Vor dem Hintergrund der Feststellungen zum ungewöhnlich unglücklichen Werdegang des Angeklagten, zu seinen massiven Lern- und Ausbildungsschwierigkeiten, zu seiner Unterkunft im betreuten Wohnen, zu seinem Drogen- und Alkoholkonsum und zu seiner mit der Mehrzahl der abgeurteilten Taten zusammenhängenden leidenschaftlichen Verhaftung in der "Graffiti-Szene" ist es ungewöhnlich, daß das angefochtene Urteil die Frage der Schuldfähigkeit gänzlich unerörtert läßt. Wenngleich besonders markante Anhaltspunkte für das Vorliegen der Voraussetzungen des § 21 StGB noch nicht vorliegen, kann sich angesichts der genannten Feststellungen eine psychiatrische Begutachtung des jetzt in noch schwerere Kriminalität als bisher abgeglittenen, offenbar noch nie begutachteten, verhältnismäßig jungen und allein wegen seines Werdegangs und seiner mannigfachen Gefährdung naheliegend therapiebedürftigen Angeklagten für das neue Tatgericht empfehlen.

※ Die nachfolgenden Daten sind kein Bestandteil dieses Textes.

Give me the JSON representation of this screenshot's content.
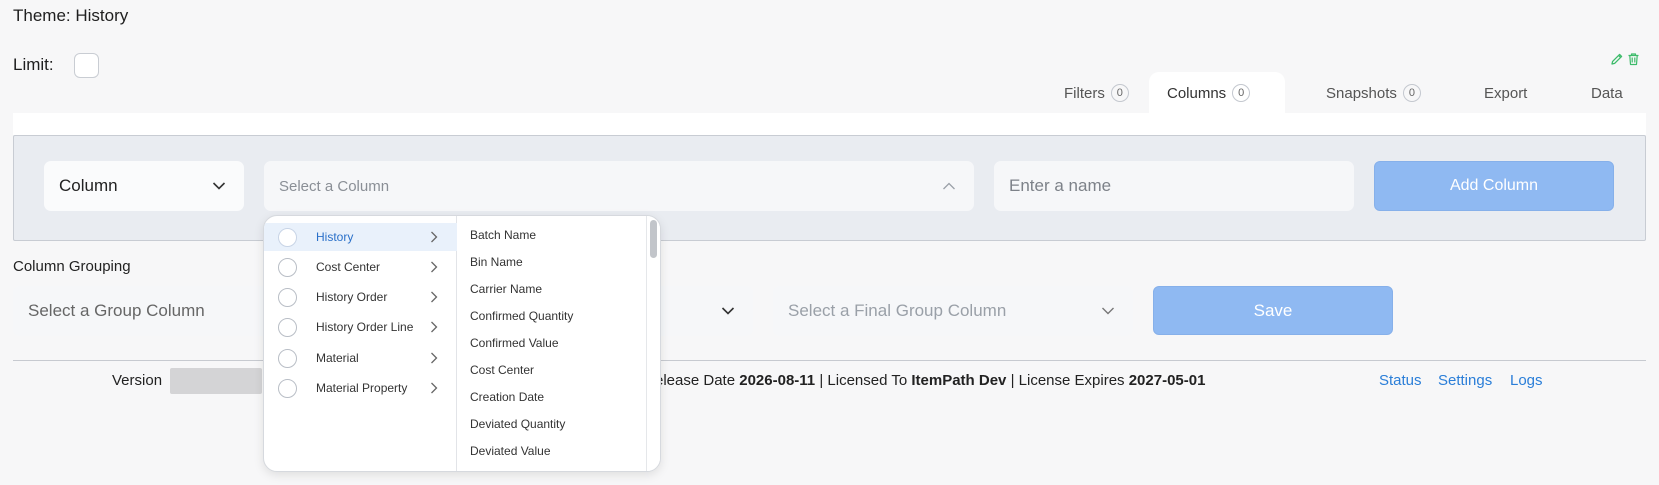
{
  "theme": {
    "title": "Theme: History"
  },
  "limit": {
    "label": "Limit:"
  },
  "tabs": [
    {
      "label": "Filters",
      "count": "0"
    },
    {
      "label": "Columns",
      "count": "0"
    },
    {
      "label": "Snapshots",
      "count": "0"
    },
    {
      "label": "Export"
    },
    {
      "label": "Data"
    }
  ],
  "column_form": {
    "type_value": "Column",
    "select_placeholder": "Select a Column",
    "name_placeholder": "Enter a name",
    "add_button": "Add Column"
  },
  "grouping": {
    "label": "Column Grouping",
    "group_placeholder": "Select a Group Column",
    "final_placeholder": "Select a Final Group Column",
    "save_button": "Save"
  },
  "dropdown": {
    "categories": [
      "History",
      "Cost Center",
      "History Order",
      "History Order Line",
      "Material",
      "Material Property"
    ],
    "columns": [
      "Batch Name",
      "Bin Name",
      "Carrier Name",
      "Confirmed Quantity",
      "Confirmed Value",
      "Cost Center",
      "Creation Date",
      "Deviated Quantity",
      "Deviated Value"
    ]
  },
  "footer": {
    "version_label": "Version",
    "release_label": "elease Date",
    "release_date": "2026-08-11",
    "licensed_label": "Licensed To",
    "licensed_to": "ItemPath Dev",
    "expires_label": "License Expires",
    "expires_date": "2027-05-01",
    "sep": "|",
    "links": [
      "Status",
      "Settings",
      "Logs"
    ]
  },
  "colors": {
    "accent": "#8fb9f2",
    "link": "#2a7ed8",
    "icon_green": "#3dbb6a"
  }
}
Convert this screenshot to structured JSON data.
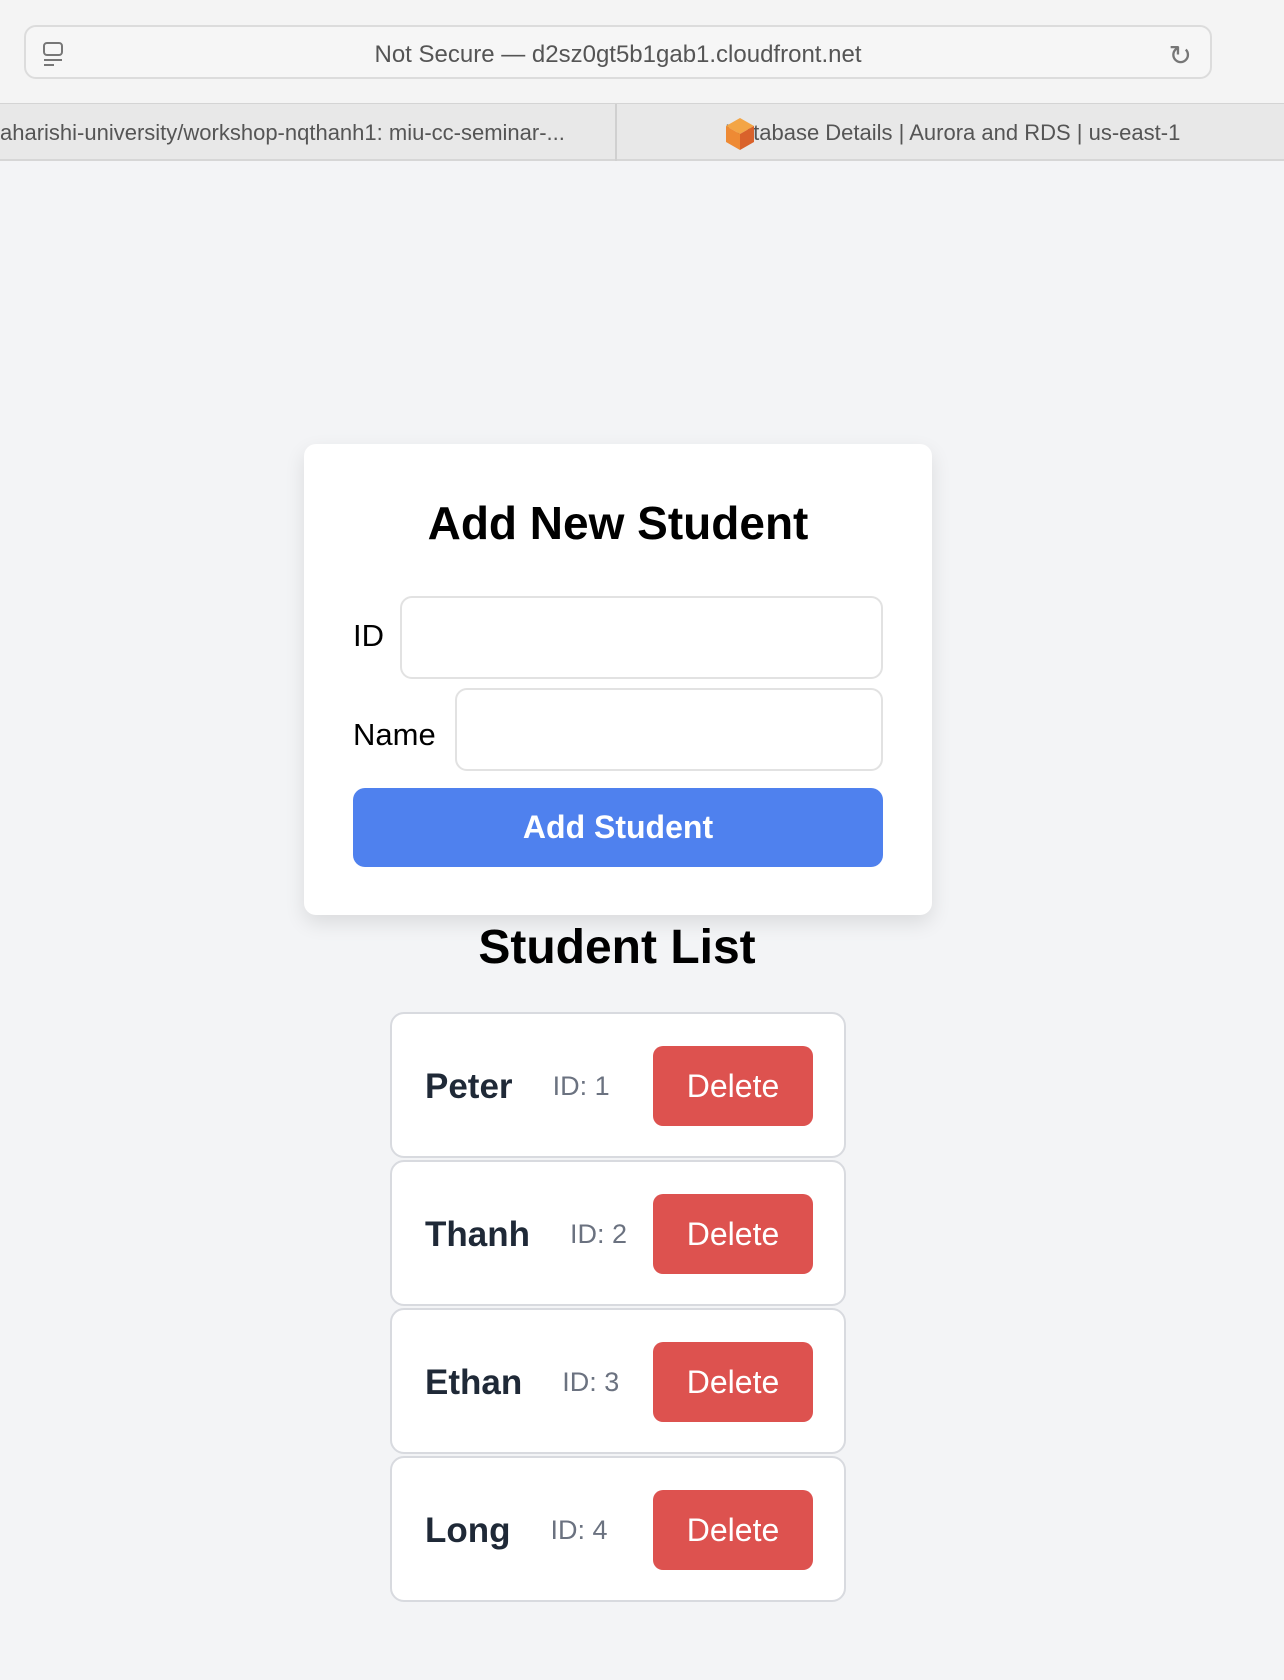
{
  "browser": {
    "url": "Not Secure — d2sz0gt5b1gab1.cloudfront.net",
    "tabs": [
      {
        "title": "aharishi-university/workshop-nqthanh1: miu-cc-seminar-..."
      },
      {
        "title": "Database Details | Aurora and RDS | us-east-1"
      }
    ]
  },
  "form": {
    "title": "Add New Student",
    "id_label": "ID",
    "id_value": "",
    "name_label": "Name",
    "name_value": "",
    "submit_label": "Add Student"
  },
  "list": {
    "title": "Student List",
    "delete_label": "Delete",
    "students": [
      {
        "name": "Peter",
        "id": "ID: 1"
      },
      {
        "name": "Thanh",
        "id": "ID: 2"
      },
      {
        "name": "Ethan",
        "id": "ID: 3"
      },
      {
        "name": "Long",
        "id": "ID: 4"
      }
    ]
  },
  "colors": {
    "primary": "#4f81ee",
    "danger": "#dd524f"
  }
}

Die Feststellung einer tatspezifischen Persönlichkeitsstörung auch unterhalb der Schwelle der Voraussetzungen der §§ 20, 21 StGB kann für die Gesamtwürdigung nach § 250 Abs. 3 StGB bedeutsam sein. Schuldunfähigkeit ist freilich sicher auszuschließen, und für die jeweils mit einer Orientierung an der Mindeststrafe geahndeten Vergehen kommt, selbst wenn § 21 StGB Anwendung finden sollte, eine noch mildere Ahndung nicht in Betracht.